Indonesia in 1998 was already in freefall — a banking implosion, capital flight, and a currency collapse all happening at once. Sri Lanka in 2022 was in a full-blown sovereign default with fuel lines stretching for miles. Bangladesh, by contrast, inherited a slow-burn structural crisis: high inflation, distressed banks, low reserves, and pervasive corruption. Serious, yes—but not remotely comparable in scale or immediacy. We didn't have a banking collapse. We didn't have hyperinflation.
A fair reading also requires acknowledging that Bangladesh did not glide into its transition on calm waters. The country spent much of the year inside a rolling protest bubble that repeatedly disrupted activity, mobility, and welfare. Streets were blocked, supply chains were strained, and uncertainty became a daily companion.
So it's not that Bangladesh enjoyed a sturdier political "tectonic plate" than Indonesia or Sri Lanka. The real difference lay in how quickly authority was restored once the old order collapsed—and why that speed was possible. Indonesia in 1998 endured weeks of drift after Suharto's fall, with no functioning executive and a fractured state arguing over succession. Sri Lanka in 2022 saw its president flee, its cabinet evaporate, and ministries abandoned while the country waited for someone—anyone—to take charge.
Bangladesh's vacuum, by contrast, was chaotic but short-lived, in part because Professor Muhammad Yunus's global stature and broad acceptability nationally provided an immediate focal point around which an interim government—however imperfect—could be assembled. That speed mattered. It prevented the kind of prolonged institutional paralysis that turns economic stress into economic collapse.
That personality mattered too. Professor Yunus is not your typical head of government. One aide joked, "He's the only leader who quotes Tagore, talks about blockchain, and asks about your mother—all in the same breath." He wears his signature Grameen check Panjabi and the same pair of sneakers he has reportedly owned for years irrespective of whether he is in the Chief Advisers Office, the UN or the Vatican!

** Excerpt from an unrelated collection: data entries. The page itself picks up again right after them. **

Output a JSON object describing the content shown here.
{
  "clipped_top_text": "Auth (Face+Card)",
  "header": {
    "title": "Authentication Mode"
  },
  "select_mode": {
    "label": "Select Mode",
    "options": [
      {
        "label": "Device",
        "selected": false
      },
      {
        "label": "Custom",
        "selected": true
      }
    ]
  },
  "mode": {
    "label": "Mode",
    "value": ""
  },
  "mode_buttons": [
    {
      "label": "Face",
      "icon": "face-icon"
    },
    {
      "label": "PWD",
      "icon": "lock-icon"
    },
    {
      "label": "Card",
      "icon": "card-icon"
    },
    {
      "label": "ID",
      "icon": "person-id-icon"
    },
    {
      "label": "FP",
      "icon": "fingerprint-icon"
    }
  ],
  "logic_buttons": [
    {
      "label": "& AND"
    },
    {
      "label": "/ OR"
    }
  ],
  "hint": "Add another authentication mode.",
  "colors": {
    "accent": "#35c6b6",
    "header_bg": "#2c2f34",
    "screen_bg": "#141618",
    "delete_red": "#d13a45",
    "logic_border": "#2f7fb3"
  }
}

So the relief we feel today is evidence of a different starting point. That is why the Indonesia–Sri Lanka comparison, however comforting, is ultimately a distraction. It obscures the real question: not whether we avoided someone else's disaster, but whether we are building our own success.
Building the best
That brings us to the heart of the matter. What held the interim government back from doing better? Time, mandate, and institutional capacity—the three constraints that shape every transitional administration. You cannot rebuild institutions at the same time you are relying on them to manage a crisis. Reform is not a sprint. It is a marathon. Running a marathon requires not only the will to start but the stamina to stay the course.
The interim government deserves credit—for stabilising the political process, for preventing economic freefall, and for navigating a period when society, not the state, held the line. But doing better than a disaster is not a development success. It is simply the first step toward one. History will ultimately judge, but having avoided the worst, we need to crave the best.
Building the best must begin with the election ahead—an election that is, in effect, a national referendum on the kind of political order we want to stand on. The choices made there will determine whether reform becomes a sustained journey or another interrupted promise.